We implemented our first automated terminal 15 years ago and our experience has now influenced the development of our TOPS Expert software, which includes all the above requirements.
It isn’t just container handling equipment that is automated, but also reefer monitoring, gate operating system and many other terminal operations. With RBS TOPS, we have considered the full spectrum of automation and have implemented this in terminals such as:
- Teluk Lamong Bay
- TPKS Terminal Petikemas
- Kuala Tanjung
- PT Prima Terminal Petikemas
PTI: What can we expect from automation, together with process automation, in the next few years? How will this help automated terminals overcome hurdles they currently face?
Firstly, let us just define the difference between equipment automation and process automation.
Equipment automation, as mentioned above, is the automated movement and interaction between TOS and automated equipment.
On the other hand, process automation (or software automation) is the software automatically performing the operational process: (re-)planning, controls, activation, dispatching, etc. without human intervention based on rules or in a future run by AI.
We can expect both to focus on automated equipment, with processes being automated in container terminals within the next few years. That means that TOS must keep up with updating technologies to help terminals operate with maximum efficiency.
In the future, new technologies will be released, and the automation of equipment will improve. Furthermore, AI and cloud computing will be integrated to make automation within terminals more advanced than ever before.
We have the technology available, the challenge now is to integrate it with hardware, processes and the workforce.
PTI: AI is often talked about as the leading technology of the future. How can it change the port and terminal business?
AI is a big buzz word and will be one of the technologies that lead us into the future. I think it can change the container terminal industry because it will improve efficiency and many other processes. But to do that it needs to be real AI, not forged AI that is just doing some fixed rule-based automated discussion making.

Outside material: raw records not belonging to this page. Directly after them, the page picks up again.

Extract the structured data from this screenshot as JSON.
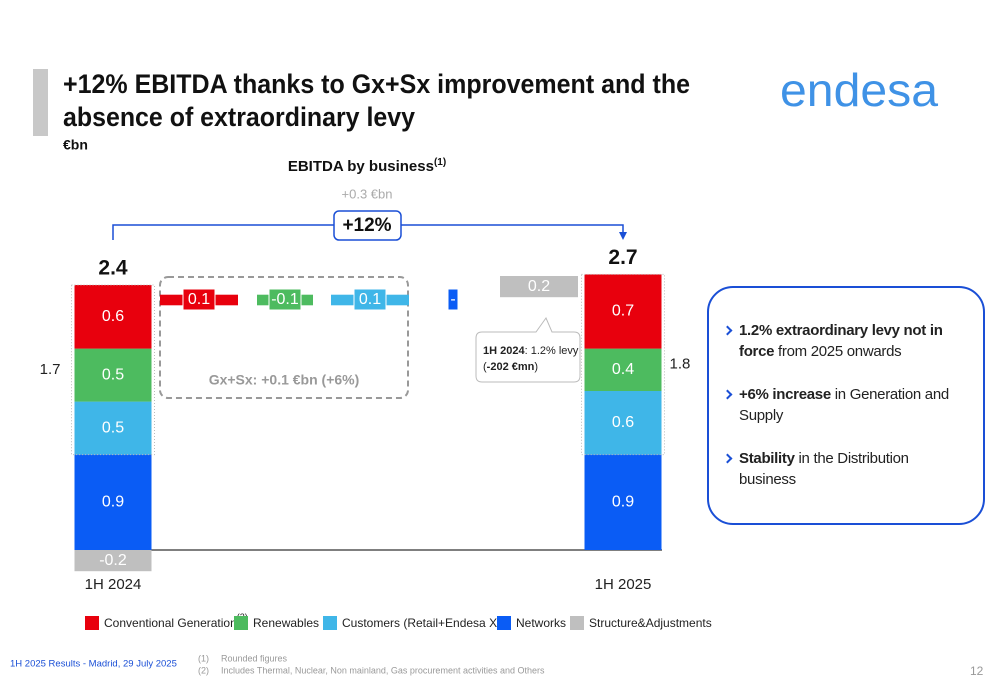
{
  "header": {
    "title_line1": "+12% EBITDA thanks to Gx+Sx improvement and the",
    "title_line2": "absence of extraordinary levy",
    "unit": "€bn"
  },
  "logo": "endesa",
  "chart_data": {
    "type": "waterfall",
    "title": "EBITDA by business",
    "title_note": "(1)",
    "categories": [
      "1H 2024",
      "1H 2025"
    ],
    "series": [
      {
        "name": "Conventional Generation",
        "name_note": "(2)",
        "color": "#e8000d",
        "values": [
          0.6,
          0.7
        ],
        "change": 0.1
      },
      {
        "name": "Renewables",
        "color": "#4dbb5f",
        "values": [
          0.5,
          0.4
        ],
        "change": -0.1
      },
      {
        "name": "Customers (Retail+Endesa X)",
        "color": "#3fb6e8",
        "values": [
          0.5,
          0.6
        ],
        "change": 0.1
      },
      {
        "name": "Networks",
        "color": "#0a5cf5",
        "values": [
          0.9,
          0.9
        ],
        "change": 0,
        "change_label": "-"
      },
      {
        "name": "Structure&Adjustments",
        "color": "#bfbfbf",
        "values": [
          -0.2,
          null
        ],
        "change": 0.2
      }
    ],
    "totals": [
      2.4,
      2.7
    ],
    "gx_sx_totals": [
      1.7,
      1.8
    ],
    "total_change": "+0.3 €bn",
    "total_change_pct": "+12%",
    "gx_sx_change": "Gx+Sx: +0.1 €bn (+6%)",
    "annotation": {
      "period": "1H 2024",
      "text": ": 1.2% levy",
      "impact_open": "(",
      "impact": "-202 €mn",
      "impact_close": ")"
    }
  },
  "bullets": [
    {
      "bold": "1.2% extraordinary levy not in force",
      "text": " from 2025 onwards"
    },
    {
      "bold": "+6% increase",
      "text": " in Generation and Supply"
    },
    {
      "bold": "Stability",
      "text": " in the Distribution business"
    }
  ],
  "footer": {
    "left": "1H 2025 Results - Madrid, 29 July 2025",
    "notes": [
      {
        "mark": "(1)",
        "text": "Rounded figures"
      },
      {
        "mark": "(2)",
        "text": "Includes Thermal, Nuclear, Non mainland, Gas procurement activities and Others"
      }
    ],
    "page": 12
  }
}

For example, AI can be used for berth, process and resource optimization to improve vessel scheduling, crane details, load data, discharge data, yard data, equipment data, human resource scheduling and much more.
It is such a powerful technology and at RBS, our sophisticated software, TOPS Expert has AI incorporated into the system.
PTI: What can we expect in the near future?
In the near future, we can expect more technologies to be developed, but there is a big push and focus on automation, cloud, and AI solutions.
These will, I believe, be mainstream in the not-so-distant future.
For our part, we will keep researching and developing the latest and best technology and plan for the future.
Being a software solutions provider, we must always be ahead in order to keep up with the changing demands of customers and rapidly evolving technologies.
RBS CEO Harry Nguyen
Realtime Business Solutions (RBS) is a wholly owned Australian company founded in 1991 by Harry Nguyen. The company specializes in software development and have worked exclusively in the Container Handling Industry for the past 25 years.
RBS most recent products include TOPS Expert Enterprise and Cloud. At RBS, we are the first to create and implement a full TOS on the cloud that incorporates technologies of automation, optimization, and real-time control and planning, all in one system.